The direct answer is that scoring anchors and risk thresholds depend on domain and task type. A model-generated summary for internal meeting notes is not governed in the same way as a model-generated summary of a patient record. Likewise, explanatory output in a finance setting may need to support stricter documentation and review than explanatory output in a low-stakes training context.

RAIDT handles this better than generic AI governance approaches because it binds the classification to a run-level evidence record. Instead of saying, "Our organisation uses GenAI in healthcare," RAIDT can say, "This run was healthcare summarisation, performed at this time, with this prompt lineage, this evidence pack, and these applicable review expectations." That shift makes the governance claim inspectable.

Practical example in RAIDT terms

Consider a hospital team using a GenAI assistant to summarise referral letters before a clinician review. The use case is summarisation, but the domain is healthcare, not generic office productivity. At run level, the issue is that the output may omit a clinically salient symptom, medication conflict, or safeguarding concern even if the summary appears fluent.

In RAIDT terms, the run record should therefore label the task as clinical summarisation and the domain as healthcare. The evidence needed includes the prompt version, retrieved context if any, output hash, reviewer notes, and a domain-appropriate judgement of completeness and risk. Responsibility is affected because accountability for use must be clearly allocated. Dependability is affected because the run must perform consistently under clinical expectations. Auditability and Traceability are affected because a reviewer must be able to reconstruct why this run was handled under healthcare controls rather than a generic summarisation rubric. The label improves governance readiness by ensuring that the run enters the right evidence pathway from the start.

Detailed link to RAIDT

Task and domain label links to RAIDT in four ways.

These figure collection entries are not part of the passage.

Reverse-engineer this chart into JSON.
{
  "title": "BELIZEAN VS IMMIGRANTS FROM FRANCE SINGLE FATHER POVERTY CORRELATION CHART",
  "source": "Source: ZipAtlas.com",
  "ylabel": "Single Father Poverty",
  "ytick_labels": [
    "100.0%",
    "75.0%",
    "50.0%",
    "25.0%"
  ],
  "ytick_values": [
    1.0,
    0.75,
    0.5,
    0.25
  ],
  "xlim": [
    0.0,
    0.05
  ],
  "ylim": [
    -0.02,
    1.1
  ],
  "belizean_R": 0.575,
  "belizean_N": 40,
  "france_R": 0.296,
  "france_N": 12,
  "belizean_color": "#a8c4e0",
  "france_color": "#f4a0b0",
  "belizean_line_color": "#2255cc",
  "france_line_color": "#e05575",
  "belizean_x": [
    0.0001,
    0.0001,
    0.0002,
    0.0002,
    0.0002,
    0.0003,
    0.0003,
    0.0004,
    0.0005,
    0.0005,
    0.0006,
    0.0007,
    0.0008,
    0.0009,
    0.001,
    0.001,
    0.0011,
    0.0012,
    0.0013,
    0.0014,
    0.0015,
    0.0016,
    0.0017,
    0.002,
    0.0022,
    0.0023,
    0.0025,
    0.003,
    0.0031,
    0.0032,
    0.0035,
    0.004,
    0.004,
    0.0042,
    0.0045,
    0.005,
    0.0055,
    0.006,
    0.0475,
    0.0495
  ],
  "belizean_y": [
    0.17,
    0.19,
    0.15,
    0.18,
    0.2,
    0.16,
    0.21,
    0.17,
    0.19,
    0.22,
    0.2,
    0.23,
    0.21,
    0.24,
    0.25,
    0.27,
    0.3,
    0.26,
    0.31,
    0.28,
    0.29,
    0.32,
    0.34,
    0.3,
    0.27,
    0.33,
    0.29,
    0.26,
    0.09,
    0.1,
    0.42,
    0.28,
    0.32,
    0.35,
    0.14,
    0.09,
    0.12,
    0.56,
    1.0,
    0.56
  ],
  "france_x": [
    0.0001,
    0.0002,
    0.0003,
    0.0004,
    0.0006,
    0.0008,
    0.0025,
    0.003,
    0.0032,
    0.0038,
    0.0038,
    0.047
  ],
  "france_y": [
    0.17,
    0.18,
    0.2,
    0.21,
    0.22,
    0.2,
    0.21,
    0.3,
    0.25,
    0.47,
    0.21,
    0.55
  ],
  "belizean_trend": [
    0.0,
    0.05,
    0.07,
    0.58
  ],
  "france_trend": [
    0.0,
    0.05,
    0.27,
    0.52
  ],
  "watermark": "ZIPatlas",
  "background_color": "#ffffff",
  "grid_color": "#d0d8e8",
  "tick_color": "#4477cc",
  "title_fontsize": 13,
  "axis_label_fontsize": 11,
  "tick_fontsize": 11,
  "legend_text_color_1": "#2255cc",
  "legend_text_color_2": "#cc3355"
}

First, it links to RAIDT's core idea that governance should apply to situated runs rather than to abstract claims about a model or product.
Second, it links directly to run-level evidence because it classifies the specific use that the evidence record is meant to describe.
Third, it links to both the evidence pack and the score profile because task and domain determine which evidence is expected and how pillar judgements should be interpreted.
Fourth, it links to reviewability, contestability, audit readiness, and organisational learning because the classification makes runs comparable, challengeable, and reviewable across repeated use.

Task and domain label ? Run-level evidence ? Evidence pack ? RAIDT score profile ? Governance readiness

In short, the item helps RAIDT decide what kind of run is being governed before asking whether that run is responsible, auditable, interpretable, dependable, or traceable.

Link to the five RAIDT pillars

Responsibility

Task and domain labels support Responsibility by clarifying the context in which obligations apply. A run in a high-stakes domain may require stricter approval, stronger human oversight, or clearer role allocation than a similar task in a low-stakes setting.